← Go back

Quiz game with explainable results

Bachelor Thesis

Evaluating different approaches is vital to data science. The gathered evaluation results can reveal strengths and weaknesses of different approaches and can be used as guidance for further development. However, especially if an evaluation provides a researcher with large amounts of results, analysing them manually can become a challenging task. A solution to this could be an approach that is able to explain in which cases an evaluated approach succeeds and in which cases it fails. The figure below shows this concept for an example of a classifier that should identify whether a given picture shows a cat (left class) or not (right class).

The goal of Explainable Benchmarking is to provide explanations as those in the figure above, i.e., explanations for cases in which an evaluated system performs good or not. The goal of this thesis is to provide a small demonstrator that shows to an audience what explainable benchmarking means.
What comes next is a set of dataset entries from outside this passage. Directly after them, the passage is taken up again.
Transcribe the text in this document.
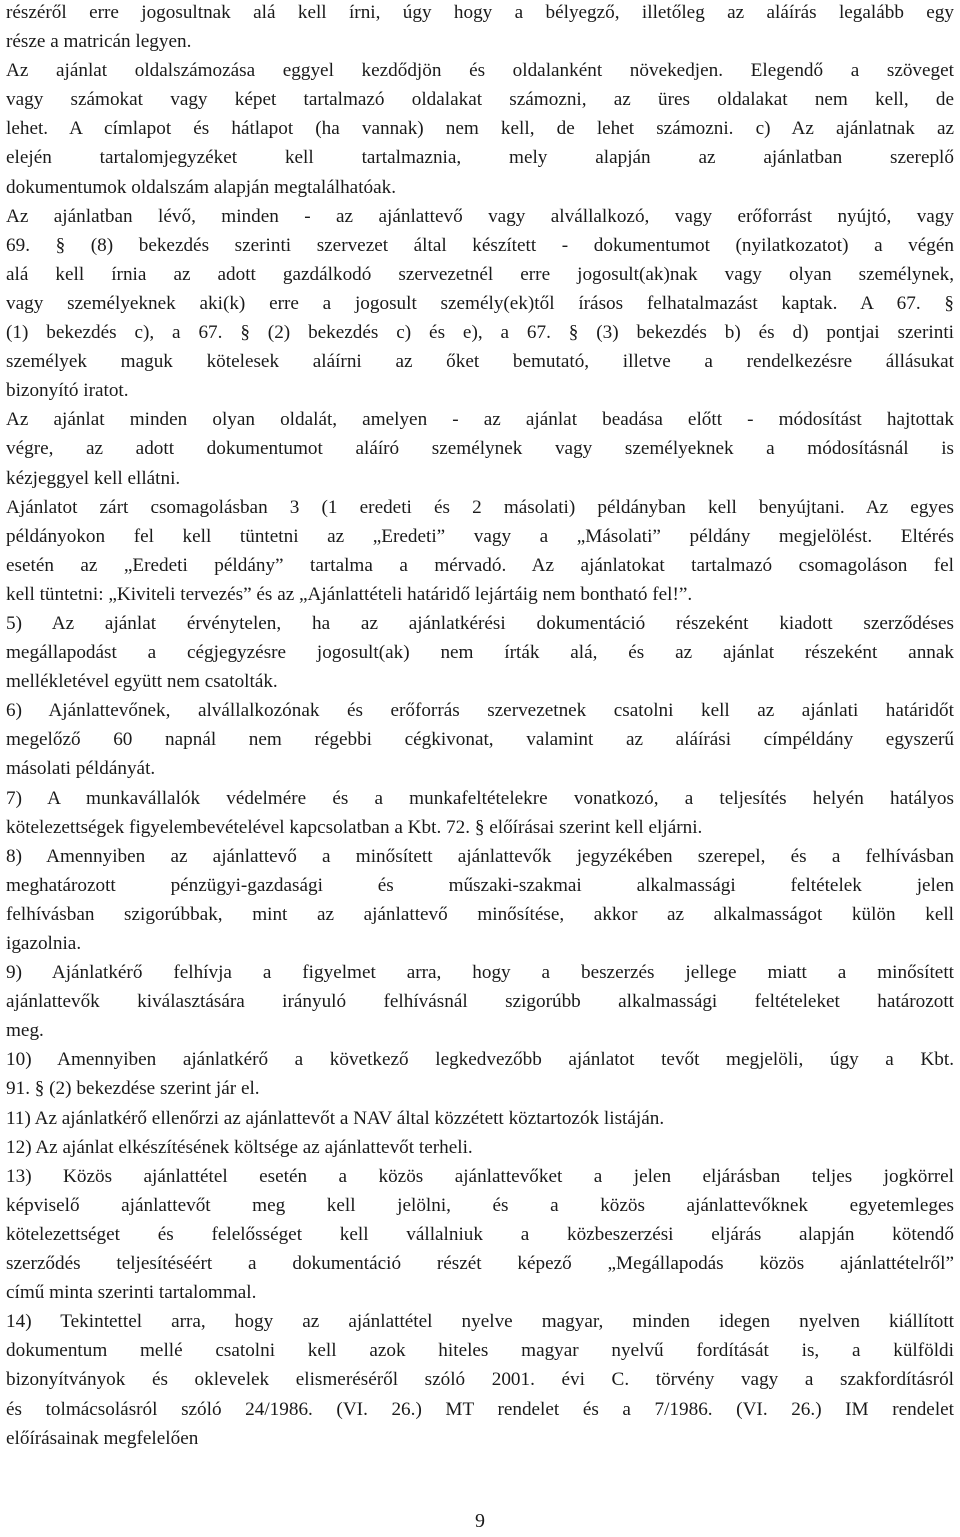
részéről erre jogosultnak alá kell írni, úgy hogy a bélyegző, illetőleg az aláírás legalább egy
része a matricán legyen.
Az ajánlat oldalszámozása eggyel kezdődjön és oldalanként növekedjen. Elegendő a szöveget
vagy számokat vagy képet tartalmazó oldalakat számozni, az üres oldalakat nem kell, de
lehet. A címlapot és hátlapot (ha vannak) nem kell, de lehet számozni. c) Az ajánlatnak az
elején tartalomjegyzéket kell tartalmaznia, mely alapján az ajánlatban szereplő
dokumentumok oldalszám alapján megtalálhatóak.
Az ajánlatban lévő, minden - az ajánlattevő vagy alvállalkozó, vagy erőforrást nyújtó, vagy
69. § (8) bekezdés szerinti szervezet által készített - dokumentumot (nyilatkozatot) a végén
alá kell írnia az adott gazdálkodó szervezetnél erre jogosult(ak)nak vagy olyan személynek,
vagy személyeknek aki(k) erre a jogosult személy(ek)től írásos felhatalmazást kaptak. A 67. §
(1) bekezdés c), a 67. § (2) bekezdés c) és e), a 67. § (3) bekezdés b) és d) pontjai szerinti
személyek maguk kötelesek aláírni az őket bemutató, illetve a rendelkezésre állásukat
bizonyító iratot.
Az ajánlat minden olyan oldalát, amelyen - az ajánlat beadása előtt - módosítást hajtottak
végre, az adott dokumentumot aláíró személynek vagy személyeknek a módosításnál is
kézjeggyel kell ellátni.
Ajánlatot zárt csomagolásban 3 (1 eredeti és 2 másolati) példányban kell benyújtani. Az egyes
példányokon fel kell tüntetni az „Eredeti” vagy a „Másolati” példány megjelölést. Eltérés
esetén az „Eredeti példány” tartalma a mérvadó. Az ajánlatokat tartalmazó csomagoláson fel
kell tüntetni: „Kiviteli tervezés” és az „Ajánlattételi határidő lejártáig nem bontható fel!”.
5) Az ajánlat érvénytelen, ha az ajánlatkérési dokumentáció részeként kiadott szerződéses
megállapodást a cégjegyzésre jogosult(ak) nem írták alá, és az ajánlat részeként annak
mellékletével együtt nem csatolták.
6) Ajánlattevőnek, alvállalkozónak és erőforrás szervezetnek csatolni kell az ajánlati határidőt
megelőző 60 napnál nem régebbi cégkivonat, valamint az aláírási címpéldány egyszerű
másolati példányát.
7) A munkavállalók védelmére és a munkafeltételekre vonatkozó, a teljesítés helyén hatályos
kötelezettségek figyelembevételével kapcsolatban a Kbt. 72. § előírásai szerint kell eljárni.
8) Amennyiben az ajánlattevő a minősített ajánlattevők jegyzékében szerepel, és a felhívásban
meghatározott pénzügyi-gazdasági és műszaki-szakmai alkalmassági feltételek jelen
felhívásban szigorúbbak, mint az ajánlattevő minősítése, akkor az alkalmasságot külön kell
igazolnia.
9) Ajánlatkérő felhívja a figyelmet arra, hogy a beszerzés jellege miatt a minősített
ajánlattevők kiválasztására irányuló felhívásnál szigorúbb alkalmassági feltételeket határozott
meg.
10) Amennyiben ajánlatkérő a következő legkedvezőbb ajánlatot tevőt megjelöli, úgy a Kbt.
91. § (2) bekezdése szerint jár el.
11) Az ajánlatkérő ellenőrzi az ajánlattevőt a NAV által közzétett köztartozók listáján.
12) Az ajánlat elkészítésének költsége az ajánlattevőt terheli.
13) Közös ajánlattétel esetén a közös ajánlattevőket a jelen eljárásban teljes jogkörrel
képviselő ajánlattevőt meg kell jelölni, és a közös ajánlattevőknek egyetemleges
kötelezettséget és felelősséget kell vállalniuk a közbeszerzési eljárás alapján kötendő
szerződés teljesítéséért a dokumentáció részét képező „Megállapodás közös ajánlattételről”
című minta szerinti tartalommal.
14) Tekintettel arra, hogy az ajánlattétel nyelve magyar, minden idegen nyelven kiállított
dokumentum mellé csatolni kell azok hiteles magyar nyelvű fordítását is, a külföldi
bizonyítványok és oklevelek elismeréséről szóló 2001. évi C. törvény vagy a szakfordításról
és tolmácsolásról szóló 24/1986. (VI. 26.) MT rendelet és a 7/1986. (VI. 26.) IM rendelet
előírásainak megfelelően
9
To this end, we would like to combine it with a game. The user plays the game and receives a summary of their performance. The summary is then generated as if the user would be an approach for which we would like to get explanations.

The game should be a quiz. The questions for the quiz should be generated based on a knowledge base (e.g., DBpedia or Wikidata). Similar to previous approaches like ASSESS or Clover Quiz, we generate multiple choice questions by using statements from the knowledge base. The chosen statements (s,p,o) represent the correct answer. We generate wrong answers (s,p,o') by choosing o' with a high similarity to o. The similarity can be measured within an knowledge graph embedding model. Based on the correctly and wrongly answered questions, we can generate explanations for the player's result using class expression learning (e.g., using Ontolearn).

The final goal is to submit the final work to the demo session of a conference (after the thesis is done) and make it easier to explain the concept of explainable benchmarking to people.